Oleh: Zennis Helen (Dosen Hukum Tata Negara, Pemilu, dan Kepartaian Fakultas Hukum Unes Padang)
Pendulum ketatanegaraan Republik Indonesia setelah 27 tahun usia reformasi nampaknya kian bergerak liar, tak tentu arah, berjalan tidak konsisten dan maju. Salah satu bentuk ketidakkonsistenan itu adalah terkait dengan perpanjangan masa jabatan di lembaga kekuasaan kehakiman, melalui revisi UU.
Mahkamah Konstitusi adalah salah lembaga kekuasaan kehakiman yang mendapat perpanjangan fasilitas perpanjangan masa jabatan melalui revisi UU Nomor 24 Tahun 2003 tentang Mahkamah Konstitusi.
Perpanjangan masa jabatan ini nampaknya akan merembet ke lembaga kekuasaan kehakiman lainnya, termasuk Mahkamah Agung (MA).

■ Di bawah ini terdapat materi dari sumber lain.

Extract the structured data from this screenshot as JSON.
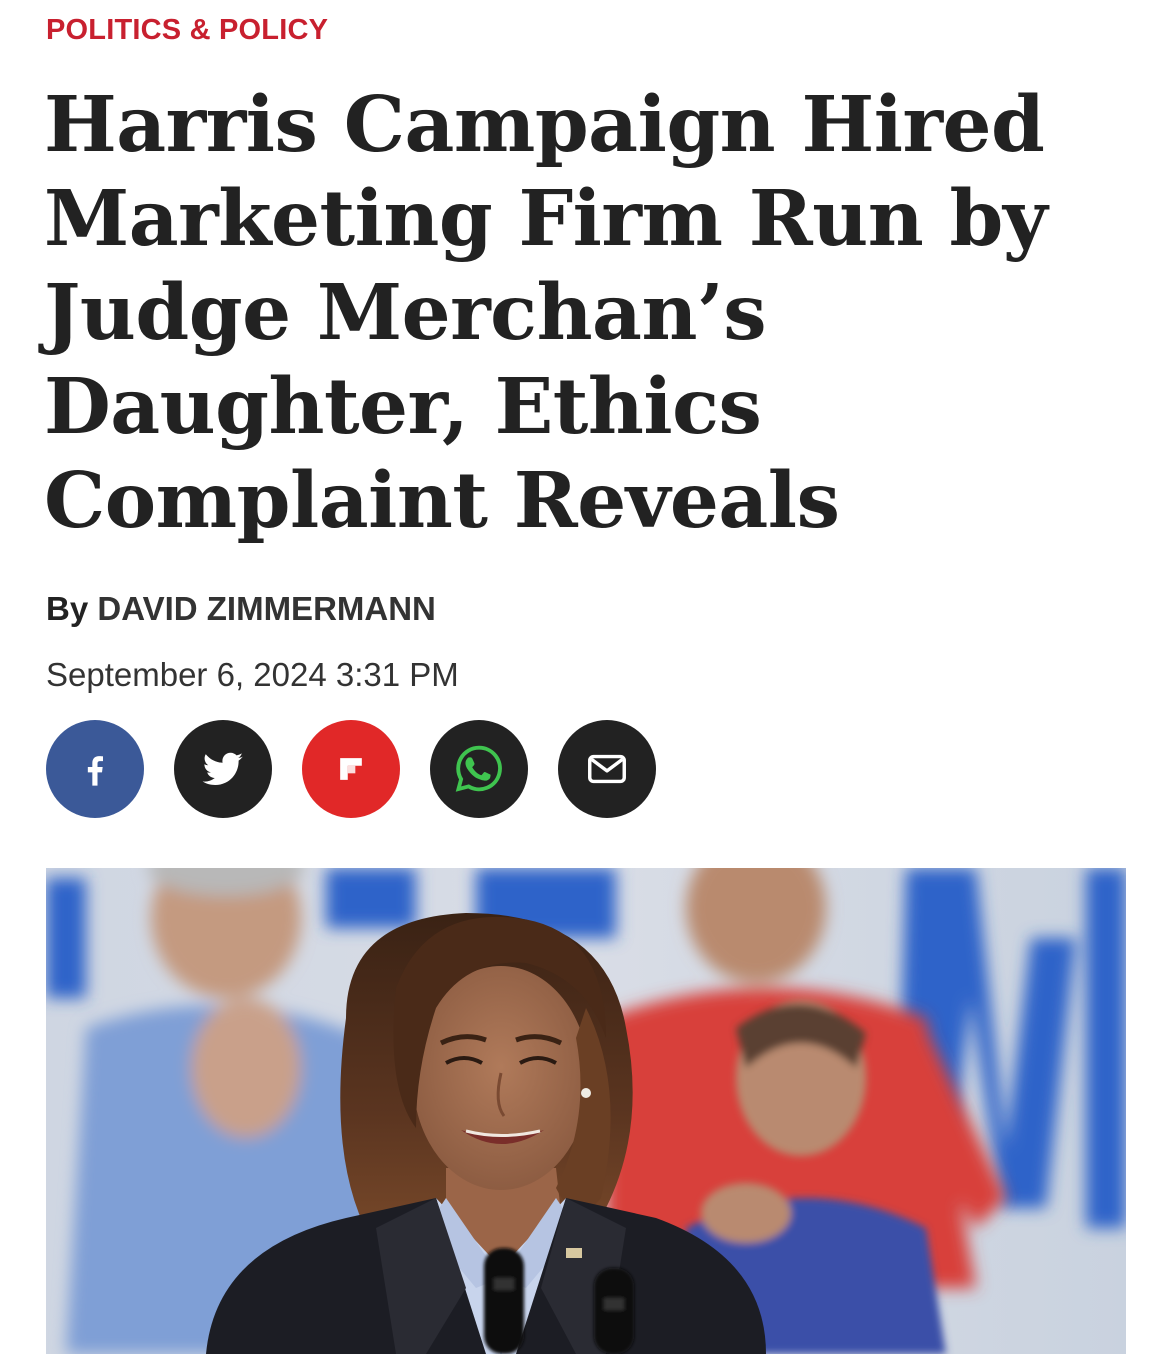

Yang saat ini, tengah mengubah UU Mahkamah Agung. Materi perpanjangan masa jabatan sangat seksi terutama di lembaga kekuasaan kehakiman saat ini. Apa yang menyebabkan hal ini terjadi? Apa bahayanya?
Salah satu tuntutan reformasi yang digaungkan mahasiswa pada tahun 1998 adalah adanya perubahan UUD 1945. Pasal pertama yang dilakukan perubahan oleh Majelis Permusyawaratan Rakyat (MPR) melalui panitia yang dibentuk pada tahun 1999 adalah tentang Pasal 7 UUD 1945: ” Presiden dan/atau Wakil Presiden memegang jabatan selama lima tahun, dan sesudahnya dapat dipilih kembali.”
Frasa “dipilih kembali” mengantar Presiden Soeharto berkuasa selama 32 tahun. Setelah perubahan pasal 7 tersebut berbunyi,” Presiden dan/atau Wakil Presiden memegang jabatan selama lima tahun dan sesudahnya dapat dipilih kembali untuk jabatan yang sama selama lima tahun.”
Setelah reformasi masa jabatan Presiden dan/atau Wakil Presiden Republik Indonesia, mulai dari era Presiden Abdurrahman Wahid, Susilo Bambang Yudhoyono (SBY) hingga Presiden Presiden Joko Widodo, tetap selama dua periode masa jabatan jabatan, yakni selama 10 tahun.